Issac smiled then, a wan smile. Blood bubbled out of his lips and dribbled down his chin, down his neck. 

"Let's get this dying over with, okay?" Issac asked me as Bradley and I walked as fast as we could towards the hospital room where surgeons awaited our arrival. Loud clamor from the nurses ensued:

"Oxygen!"

"Anethesia! Get the anethesist!"

Doctors hovered around as Bradley and I helped to transfer Issac to the operating table. 

"Hey, friend? Don't leave me, okay? Don't leave me to die here alone. Remember the old poem about Loch Lomond? I'll be returning to England before you, Johnnie boy, but my route will be the low road."

"I'll stay. I'll stay till the end, Issac, my friend," was all I could say as I held his hand while the anesthesia went to work.

But before the anethesia was in full effect, Issac had passed away. He gave one last strangled breath, the his labored breathing was still. The blood stopped bubbling from his lips. 

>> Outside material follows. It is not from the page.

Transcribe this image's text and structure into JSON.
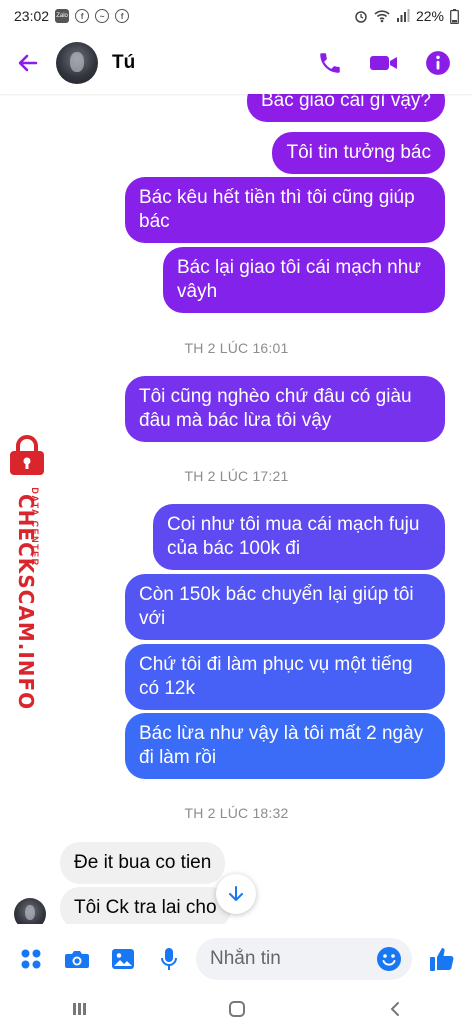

I stood there, leaning over him, holding his hand, for some time before a nurse pulled me away from him and drew a sheet over Issac's face. 

And as I write these words, as I mentioned earlier, I see the paper is again stained, so forgive me sister dear.

I shall take my leave of you now, as the memories of Issac are too strong at the moment. But rest assured that I am thinking of you, Alex, and Rick as I travel through England.